There is a risk that tax-free savings accounts may be simplistically evaluated as superior retirement savings vehicles - based on the fact that, unlike RA’s, tax-free savings accounts offer access to savings at any time. Instead, a far broader perspective is required in giving clients financial advice in this context.

A holistic plan

The first imperative of financial advice is to consider client’s personal circumstances such as their time horizons, their available funds to invest, what income requirements they have and key personal considerations, to match those with their savings objectives.

While all of these aspects play an important role in the design of a holistic financial plan, the starting point is to first weigh up the relative tax benefits between tax-free savings accounts and RAs. Then, other benefits typically associated with an RA investment will come to play.

Clearly, both RAs and tax-free savings accounts earn tax-free investment returns. The important difference is that an RA defers income tax to post-retirement, whereas with tax-free savings account’s income tax is paid before every contribution is made.

Investable outcomes

Sanlam’s analysis shows that if a client with a marginal income tax rate of 40% invests R2 500 per month into a tax-free savings account, the client’s equivalent pre-tax contribution to an RA is R4 167 per month.

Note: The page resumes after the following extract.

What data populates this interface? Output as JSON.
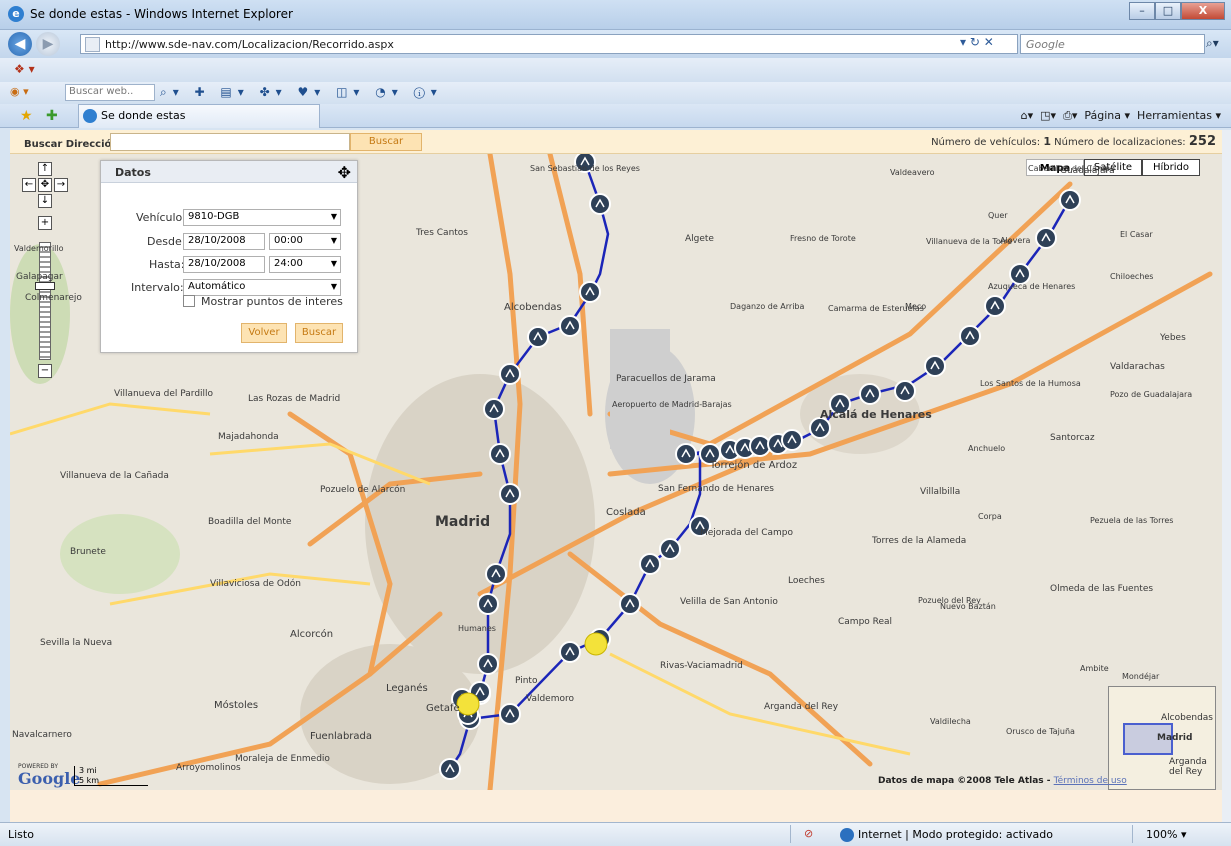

An amount of R2 500 per month is what it will take a client to reach the R30 000 tax-free savings account contribution limit per tax year. To reach the R500 000 life time limit, a client will need to invest this amount every month for 16 years and 8 months.

If the client saved through a tax-free savings account and an RA for 16 years and 8 months and earned an investment return of 6% per annum (after costs), the fund values would be R846 916 for the tax-free savings account and R1 411 527 for the RA. Although the fund value of the RA is higher, the client would still need to pay tax on the income drawn from the RA after retirement, whereas income drawn from the tax-free savings account would be tax-free.

If the client takes an income of 5% of the fund value per annum, he or she will receive R42 346 income per year from the tax-free savings account and a gross income of R70 576 per year from the RA.

If the client’s income tax-rate after retirement is still 40% and he or she invested a third of the R500 000 tax-free lump sum in a discretionary Linked Investment Platform, his or her net income would equal R51 756 or 22% more than he or she receives from the tax-free savings account per year, as he or she would get an interest income exemption of R34 500.

Financial gains

This example only shows the financial benefit of RAs over tax-free savings accounts in the first year of retirement, though in practice the gap will persist in future years.

Financial planners need to remind their clients of critical factors such as the lump sum tax-free allowance offered through RAs of up to R500 000 on retirement and of the primary plus secondary income tax rebate on RAs.

Beyond this, RAs are exempt from estate duty; something which does not apply to tax-free savings accounts and they offer clients protection from creditors, which is no small factor in today’s economic climate.

Although tax free returns and accessibility make the tax-free savings accounts an important part of an client’s holistic financial plan, the numbers show that RA’s are still the most appropriate vehicles for retirement savings.